Il respiro mi si è bloccato in gola quando l’uomo più giovane mi si è stretto contro. Aveva la mano infilata nella tasca della giacca, e io ho sentito qualcosa di duro contro il fianco. — Un solo strillo, e la tua vita è finita, Collier.

Ho scrutato a bocca aperta il suo volto impassibile, mentre continuavamo a procedere. “Non sta succedendo davvero”, ho pensato. Era l’unica difesa che la mia mente sapesse evocare. Un melodramma tanto eccessivo doveva essere irreale. Rapito da un paio di gorilla corpulenti? Assurdo. Incredibile.

Però dovevo crederci, perché stava accadendo: la porta si apriva, i due mi guidavano fuori, sul portico. Una nuova, improvvisa reazione. Avevo percorso settantacinque anni per stare con Elise, e adesso lasciavo che finisse così? — No — ho detto.
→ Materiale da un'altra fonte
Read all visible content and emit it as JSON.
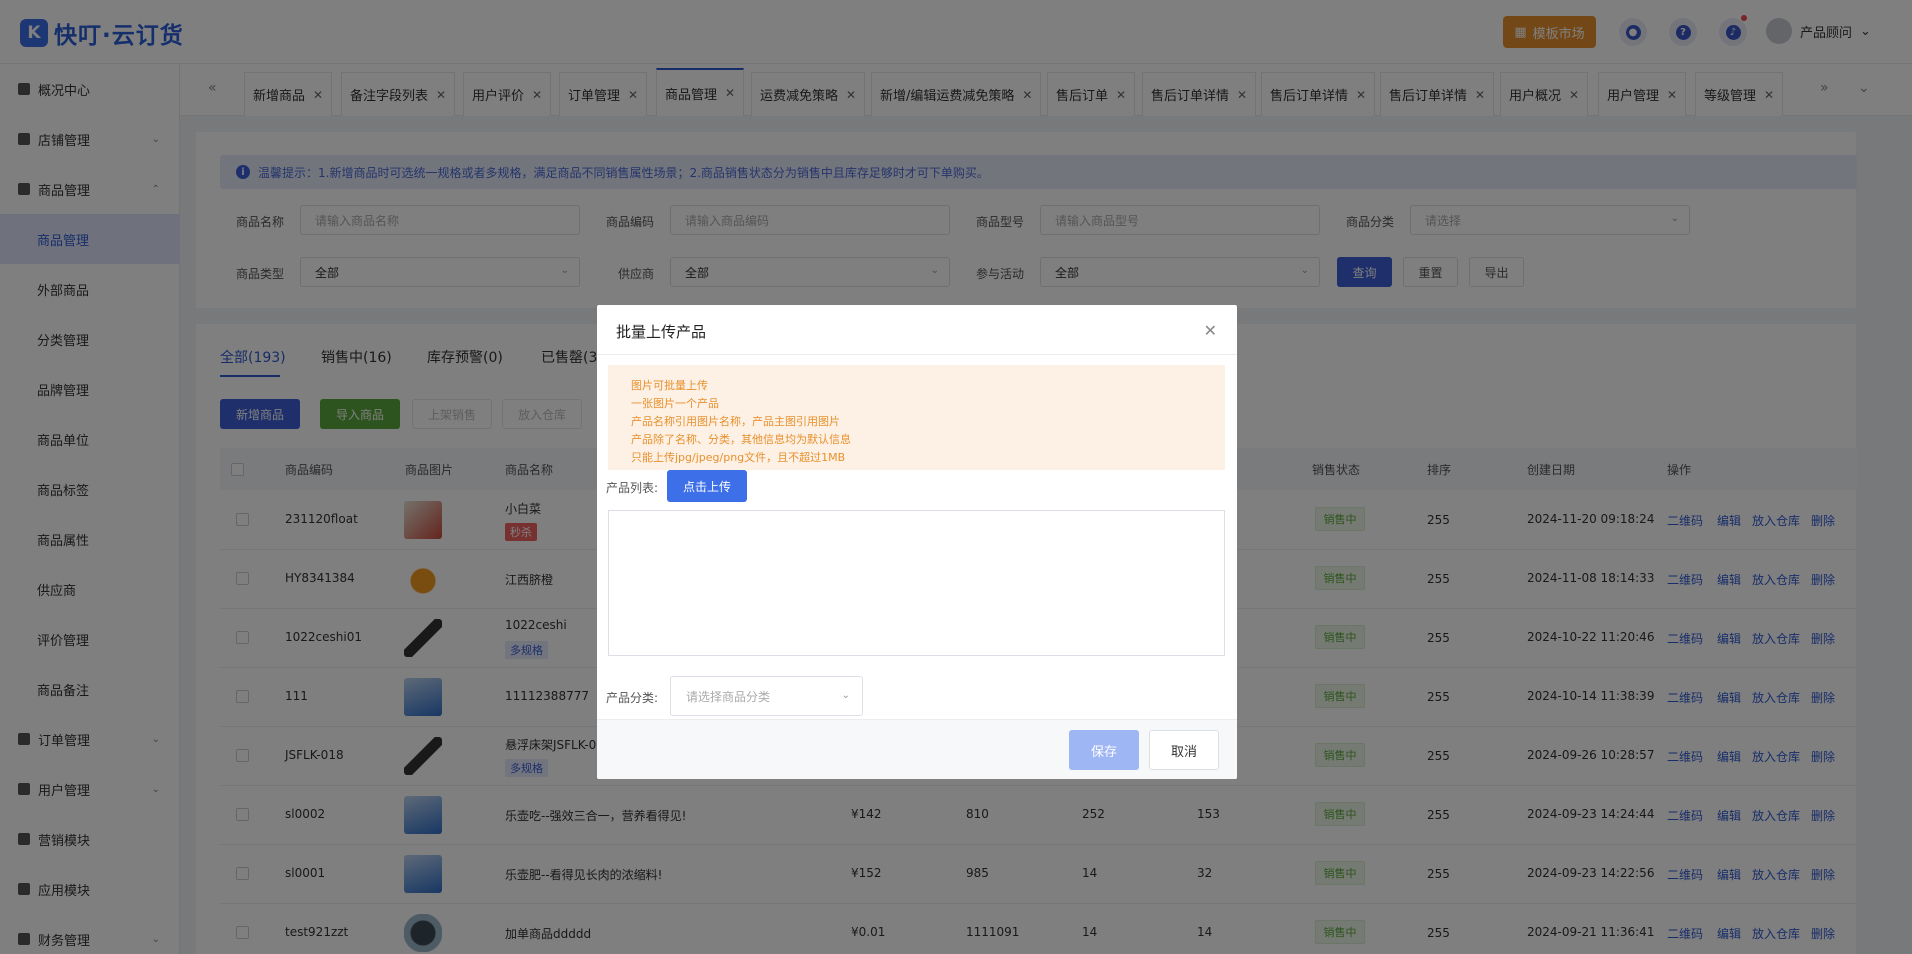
{
  "header": {
    "logo_mark": "K",
    "logo_text": "快叮·云订货",
    "template_market": "模板市场",
    "user_name": "产品顾问"
  },
  "sidebar": {
    "items": [
      {
        "label": "概况中心"
      },
      {
        "label": "店铺管理"
      },
      {
        "label": "商品管理"
      },
      {
        "label": "订单管理"
      },
      {
        "label": "用户管理"
      },
      {
        "label": "营销模块"
      },
      {
        "label": "应用模块"
      },
      {
        "label": "财务管理"
      }
    ],
    "sub_items": [
      "商品管理",
      "外部商品",
      "分类管理",
      "品牌管理",
      "商品单位",
      "商品标签",
      "商品属性",
      "供应商",
      "评价管理",
      "商品备注"
    ]
  },
  "tabs": [
    "新增商品",
    "备注字段列表",
    "用户评价",
    "订单管理",
    "商品管理",
    "运费减免策略",
    "新增/编辑运费减免策略",
    "售后订单",
    "售后订单详情",
    "售后订单详情",
    "售后订单详情",
    "用户概况",
    "用户管理",
    "等级管理"
  ],
  "filters": {
    "tip": "温馨提示：1.新增商品时可选统一规格或者多规格，满足商品不同销售属性场景；2.商品销售状态分为销售中且库存足够时才可下单购买。",
    "name_label": "商品名称",
    "name_ph": "请输入商品名称",
    "code_label": "商品编码",
    "code_ph": "请输入商品编码",
    "model_label": "商品型号",
    "model_ph": "请输入商品型号",
    "cat_label": "商品分类",
    "cat_ph": "请选择",
    "type_label": "商品类型",
    "type_val": "全部",
    "supplier_label": "供应商",
    "supplier_val": "全部",
    "activity_label": "参与活动",
    "activity_val": "全部",
    "query": "查询",
    "reset": "重置",
    "export": "导出"
  },
  "list": {
    "tabs": [
      "全部(193)",
      "销售中(16)",
      "库存预警(0)",
      "已售罄(3"
    ],
    "actions": [
      "新增商品",
      "导入商品",
      "上架销售",
      "放入仓库"
    ],
    "columns": {
      "code": "商品编码",
      "img": "商品图片",
      "name": "商品名称",
      "status": "销售状态",
      "sort": "排序",
      "date": "创建日期",
      "ops": "操作"
    },
    "ops": [
      "二维码",
      "编辑",
      "放入仓库",
      "删除"
    ],
    "rows": [
      {
        "code": "231120float",
        "name": "小白菜",
        "tag": "秒杀",
        "price": "",
        "c1": "",
        "c2": "",
        "c3": "",
        "status": "销售中",
        "sort": "255",
        "date": "2024-11-20 09:18:24"
      },
      {
        "code": "HY8341384",
        "name": "江西脐橙",
        "tag": "",
        "price": "",
        "c1": "",
        "c2": "",
        "c3": "",
        "status": "销售中",
        "sort": "255",
        "date": "2024-11-08 18:14:33"
      },
      {
        "code": "1022ceshi01",
        "name": "1022ceshi",
        "tag": "多规格",
        "price": "",
        "c1": "",
        "c2": "",
        "c3": "",
        "status": "销售中",
        "sort": "255",
        "date": "2024-10-22 11:20:46"
      },
      {
        "code": "111",
        "name": "11112388777",
        "tag": "",
        "price": "",
        "c1": "",
        "c2": "",
        "c3": "",
        "status": "销售中",
        "sort": "255",
        "date": "2024-10-14 11:38:39"
      },
      {
        "code": "JSFLK-018",
        "name": "悬浮床架JSFLK-0",
        "tag": "多规格",
        "price": "",
        "c1": "",
        "c2": "",
        "c3": "",
        "status": "销售中",
        "sort": "255",
        "date": "2024-09-26 10:28:57"
      },
      {
        "code": "sl0002",
        "name": "乐壶吃--强效三合一，营养看得见!",
        "tag": "",
        "price": "¥142",
        "c1": "810",
        "c2": "252",
        "c3": "153",
        "status": "销售中",
        "sort": "255",
        "date": "2024-09-23 14:24:44"
      },
      {
        "code": "sl0001",
        "name": "乐壶肥--看得见长肉的浓缩料!",
        "tag": "",
        "price": "¥152",
        "c1": "985",
        "c2": "14",
        "c3": "32",
        "status": "销售中",
        "sort": "255",
        "date": "2024-09-23 14:22:56"
      },
      {
        "code": "test921zzt",
        "name": "加单商品ddddd",
        "tag": "",
        "price": "¥0.01",
        "c1": "1111091",
        "c2": "14",
        "c3": "14",
        "status": "销售中",
        "sort": "255",
        "date": "2024-09-21 11:36:41"
      }
    ]
  },
  "modal": {
    "title": "批量上传产品",
    "notices": [
      "图片可批量上传",
      "一张图片一个产品",
      "产品名称引用图片名称，产品主图引用图片",
      "产品除了名称、分类，其他信息均为默认信息",
      "只能上传jpg/jpeg/png文件，且不超过1MB"
    ],
    "list_label": "产品列表:",
    "upload": "点击上传",
    "cat_label": "产品分类:",
    "cat_ph": "请选择商品分类",
    "save": "保存",
    "cancel": "取消"
  }
}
Ho dato strattoni violenti e sono riuscito a liberare il braccio sinistro. — Non mi…

La frase è stata interrotta da un urlo strangolato: il “mio” urlo, quando l’uomo più anziano si è girato di scatto verso me e mi ha percosso l’addome con un pugno di ferro. Gli sono crollato addosso, piegato in due. Strade di dolore si sono intrecciate nel mio petto e nello stomaco; il buio ha preso a pulsare davanti ai miei occhi. Ho sentito i due sollevarmi da terra, trascinarmi giù per i gradini. In maniera vaga, la coscienza mi ha informato della presenza di altre persone, e ho tentalo di chiedere aiuto, ma non avevo più voce. Non riuscivo a parlare.
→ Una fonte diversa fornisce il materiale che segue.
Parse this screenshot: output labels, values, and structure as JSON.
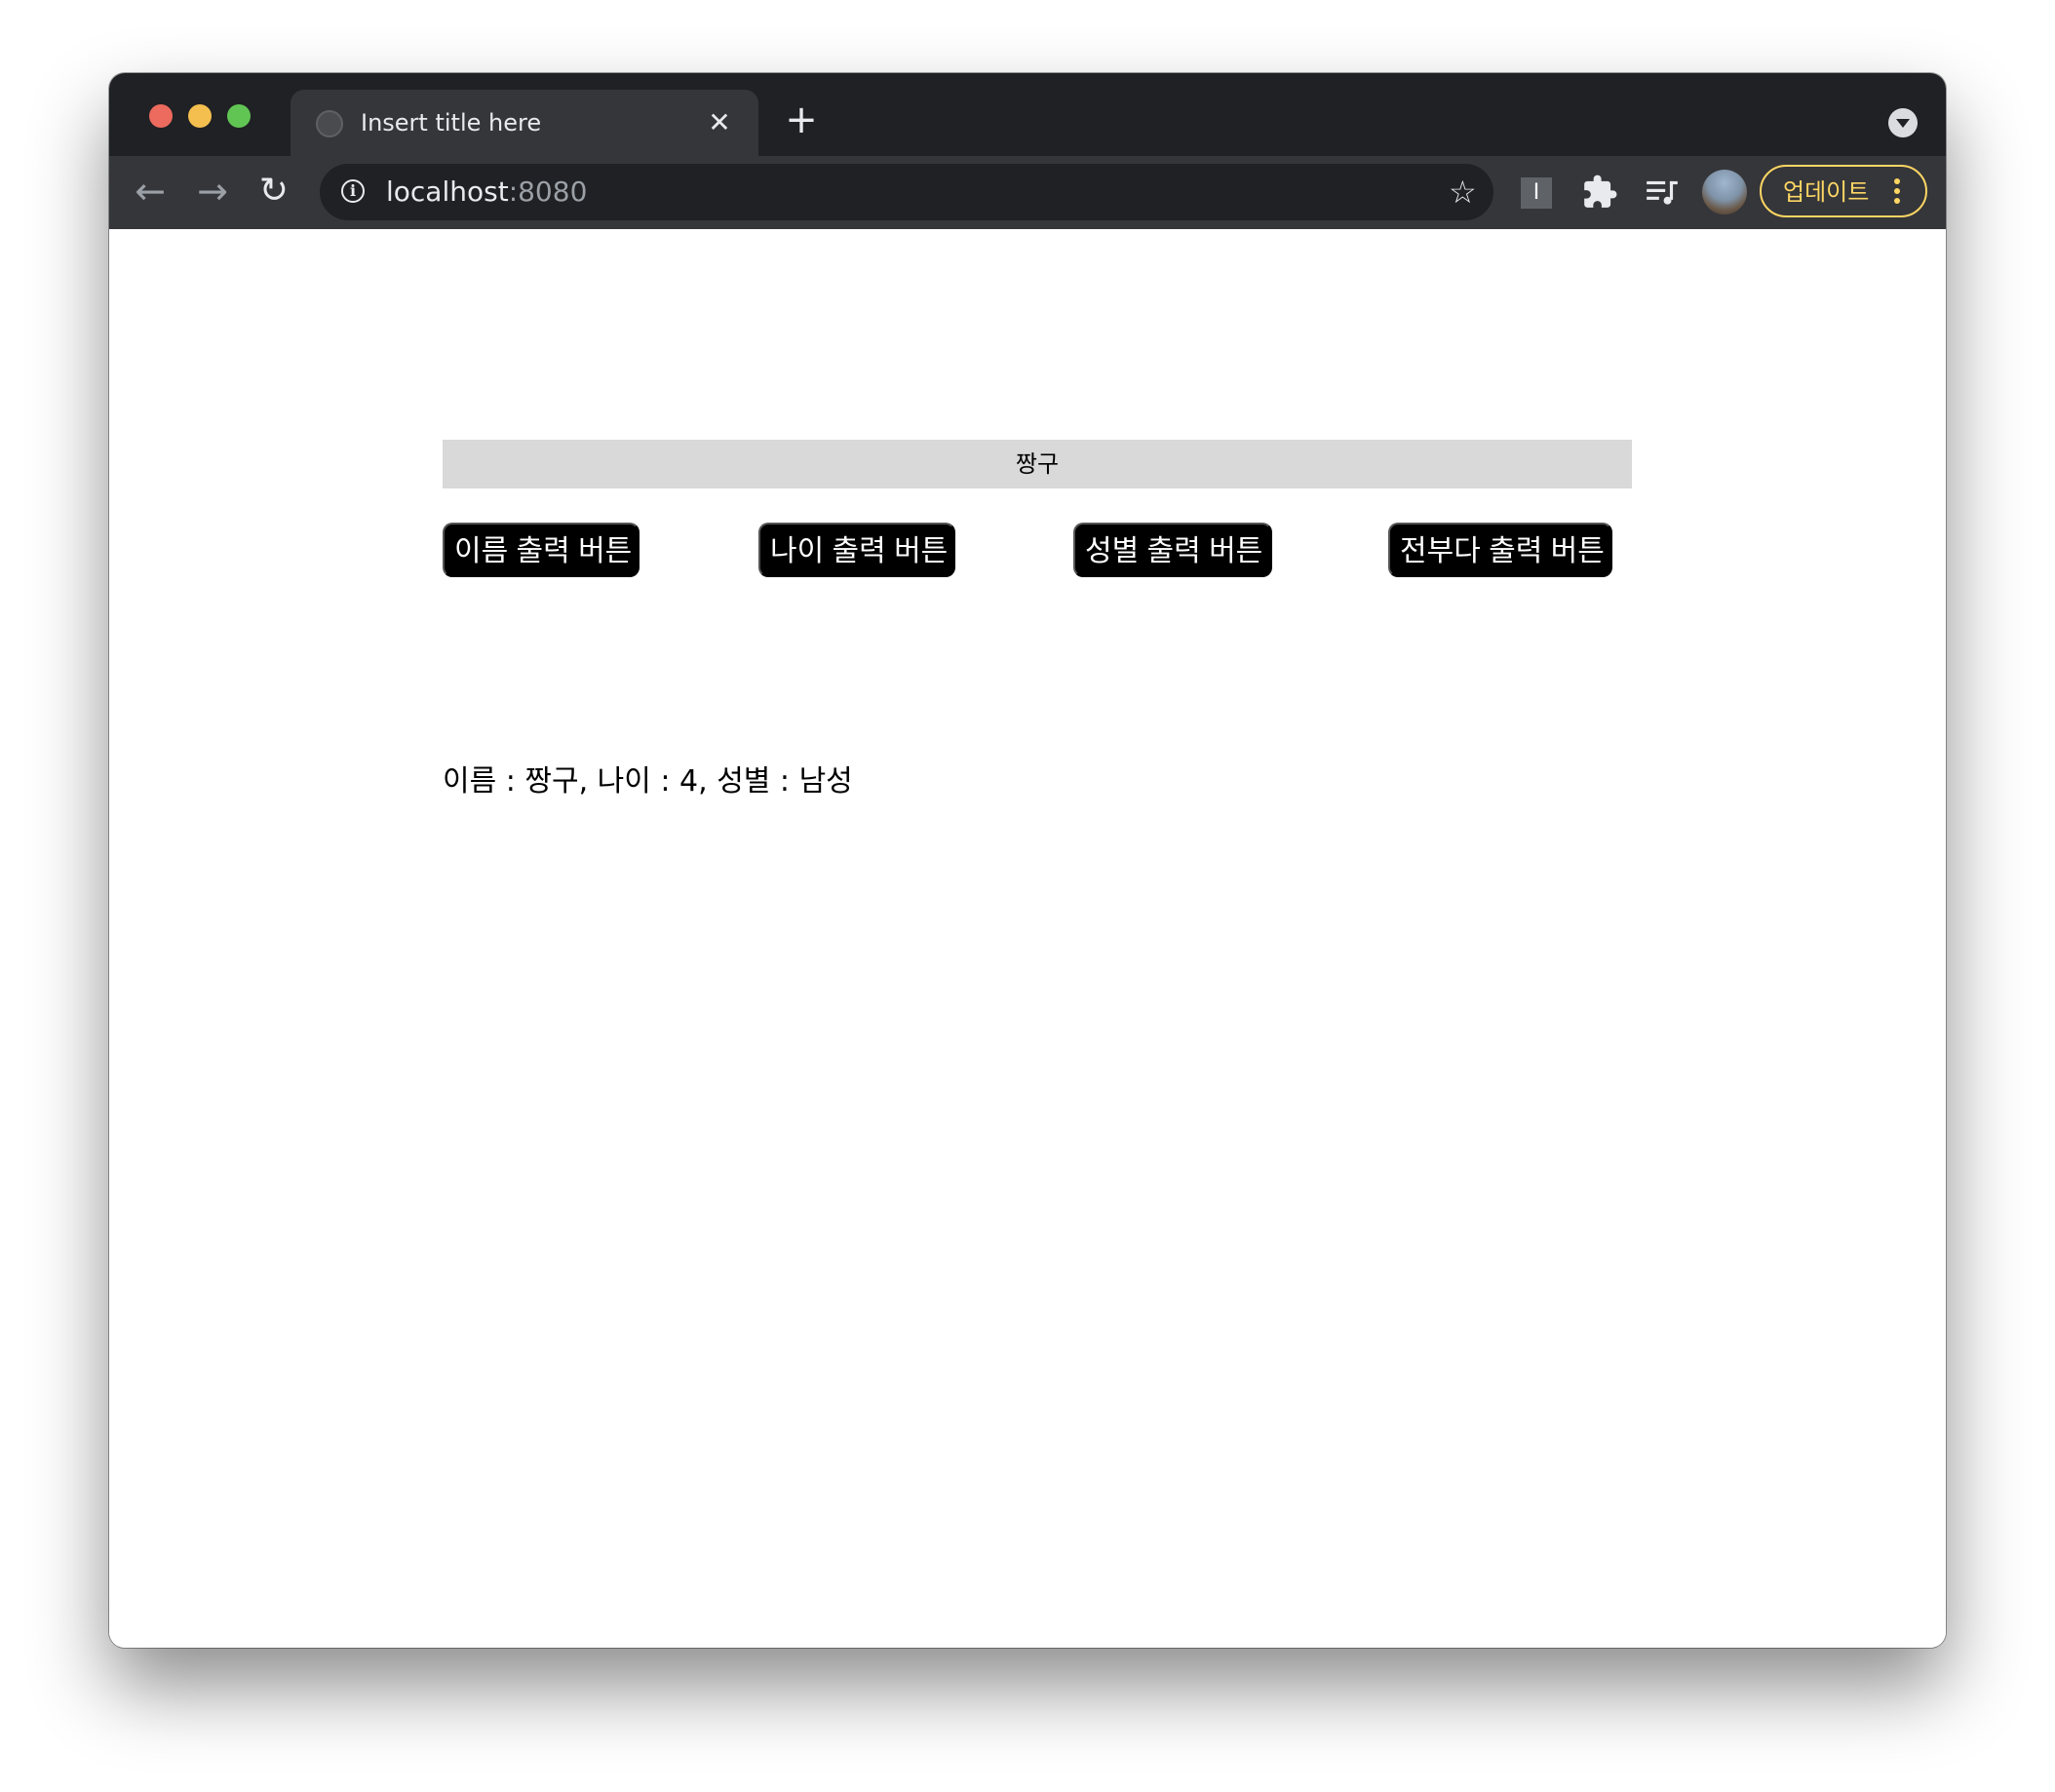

Poi siamo arrivati sul vialetto, ci siamo diretti verso la spiaggia. Il vento freddo mi ha ridato la vita. Ho inspirato aria. — …Dovuto farlo, Collier — ho udito. — Un errore idiota.
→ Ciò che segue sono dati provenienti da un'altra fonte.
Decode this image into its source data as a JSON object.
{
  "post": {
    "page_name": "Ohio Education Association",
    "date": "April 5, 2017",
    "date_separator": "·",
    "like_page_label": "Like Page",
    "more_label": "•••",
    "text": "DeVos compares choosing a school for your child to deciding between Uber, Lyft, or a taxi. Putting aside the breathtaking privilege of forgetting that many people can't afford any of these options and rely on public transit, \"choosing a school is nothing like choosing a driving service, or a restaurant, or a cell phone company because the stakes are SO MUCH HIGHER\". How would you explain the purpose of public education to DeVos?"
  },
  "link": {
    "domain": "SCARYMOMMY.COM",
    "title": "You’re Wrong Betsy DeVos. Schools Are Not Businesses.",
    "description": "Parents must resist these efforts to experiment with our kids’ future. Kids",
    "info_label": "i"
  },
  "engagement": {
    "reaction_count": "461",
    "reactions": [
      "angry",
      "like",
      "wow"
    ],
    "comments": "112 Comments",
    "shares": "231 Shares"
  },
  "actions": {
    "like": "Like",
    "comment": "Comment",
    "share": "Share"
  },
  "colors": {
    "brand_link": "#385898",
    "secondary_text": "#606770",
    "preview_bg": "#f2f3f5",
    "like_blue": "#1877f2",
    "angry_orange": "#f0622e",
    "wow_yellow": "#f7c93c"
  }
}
— Lasciatemi andare — ho detto. Per qualche secondo ho pensato che piovesse, poi ho capito che il colpo mi aveva portato alle lacrime. — Lasciatemi “andare”.

— Non ancora — ha ribattuto il più anziano.

Adesso eravamo sul sentiero ad assi di legno, diretti allo stabilimento balneare. Ho tentato di schiarirmi le idee. Doveva esserci una via d’uscita. Ho deglutito, tossito. — Se si tratta di soldi — ho detto — vi pagherò più di Robinson.

— Noi non conosciamo nessun Robinson — ha replicato il più giovane, serrando le dita sul mio braccio.

Gli ho creduto per qualche momento, poi mi è tornato alla mente il messaggio che mi aveva trascinato in quella situazione. — Sì che lo conoscete. E vi dico che vi pagherò più di lui se mi…

— Adesso facciamo una passeggiata, giovanotto — mi ha interrotto l’uomo più anziano.

Mi sono girato a guardare l’hotel, e un’ondata di panico mi ha invaso. — Vi prego, non fatelo.

— “Lo stiamo facendo”. — Il tono del più anziano mi ha dato i brividi. All’improvviso, ho capito quanto fosse diverso da me. Inimicizia o no, Robinson possedeva aspetti nei quali potevo identificarmi. Quell’uomo e il suo socio mi erano completamente estranei; rappresentavano un tipo umano del 1896 che non aveva nulla in comune con me. Il vecchio poteva anche essere di Marte, tanto il suo atteggiamento mi era alieno. Per quello che ne sapevo, poteva essere capace di uccidermi. L’idea era scioccante. Facendomi forza, gli ho chiesto dove volesse portarmi.